Das Kissen in seinem Rücken war bequem, seine Beine ruhten auf dem weichen Samt des Hockers. Er lehnte den Hinterkopf gegen die Rückenlehne des Sessels. Das letzte, was er sah, bevor ihm die Augen zufielen, war das Feuer, das die Schatten an den Wänden tanzen ließ. In seinem Kopf hörte er ein fernes Pfeifen und Brausen, es klang wie Wind.Einen Moment fröstelte er, ein Zucken ging durch seinen Oberkörper. Dann hörte er Valerios Stimme. Sie drang durch das Heulen des Windes und kam näher, bis er Worte verstehen konnte.
"La campagna era ricoperta di gelo... Das Land war mit Eis bedeckt."
Diesen einen Satz sprach er in sein Bewusstsein hinein – kräftig, weich, vibrierend und langsam, so wie es seine Art war.
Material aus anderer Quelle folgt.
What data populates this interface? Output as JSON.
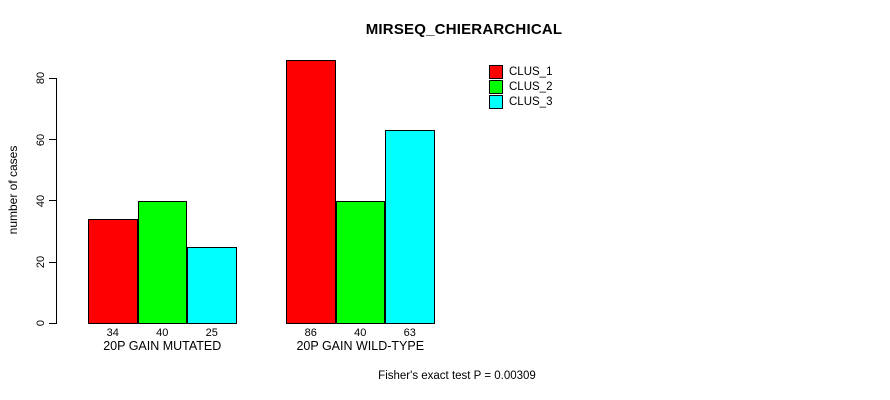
{
  "title": "MIRSEQ_CHIERARCHICAL",
  "footnote": "Fisher's exact test P = 0.00309",
  "chart_data": {
    "type": "bar",
    "title": "MIRSEQ_CHIERARCHICAL",
    "categories": [
      "20P GAIN MUTATED",
      "20P GAIN WILD-TYPE"
    ],
    "series": [
      {
        "name": "CLUS_1",
        "color": "#FF0000",
        "values": [
          34,
          86
        ]
      },
      {
        "name": "CLUS_2",
        "color": "#00FF00",
        "values": [
          40,
          40
        ]
      },
      {
        "name": "CLUS_3",
        "color": "#00FFFF",
        "values": [
          25,
          63
        ]
      }
    ],
    "bar_value_labels": [
      [
        "34",
        "40",
        "25"
      ],
      [
        "86",
        "40",
        "63"
      ]
    ],
    "ylabel": "number of cases",
    "xlabel": "",
    "ylim": [
      0,
      86
    ],
    "yticks": [
      0,
      20,
      40,
      60,
      80
    ],
    "grid": false,
    "legend_position": "top-right",
    "annotation": "Fisher's exact test P = 0.00309"
  }
}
Es klang wie eine Einleitung. Doch dann übernahm ein anderer Erzähler die Geschichte. Valerios Worte geisterten wie ein Nachhall über die kahlen Berge, di gelo... di gelo... di gelo... dann verschwanden sie hinter dem Brausen des Windes, als es rings um ihn zu erzählen begann.
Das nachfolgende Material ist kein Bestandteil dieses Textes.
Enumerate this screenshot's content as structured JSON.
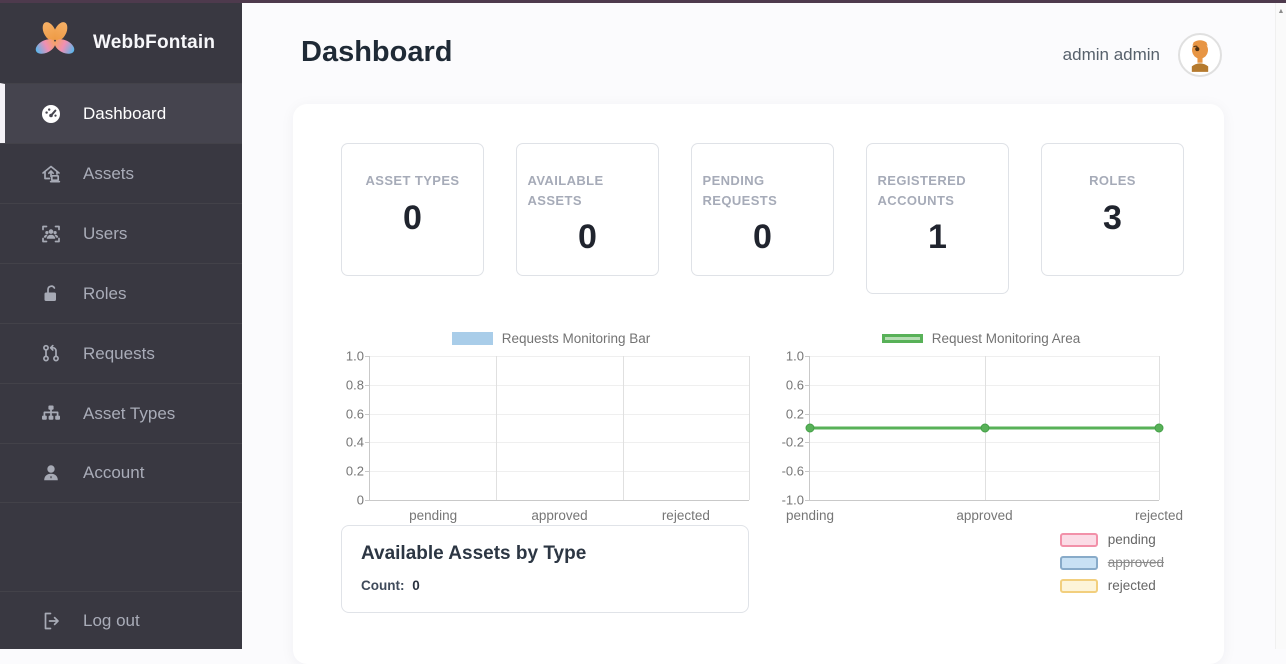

Was nun folgte, war mehr und fühlte sich vollkommen anders an, als in einem Buch zu lesen, es war so real... und doch war er nicht unmittelbar betroffen, jedenfalls nicht von den Handlungen. Sein Gefühl jedoch, sämtliche Sensoren und emotionale Ebenen, über die er verfügte, waren nun aktiviert und angesprochen - auf eine Weise, die ihn überraschte. Es überraschte ihn ebenso wie die Stimme, der er nun lauschte, während die Bilder sich vor seinem inneren Auge zu bewegen begannen: Es war seine eigene.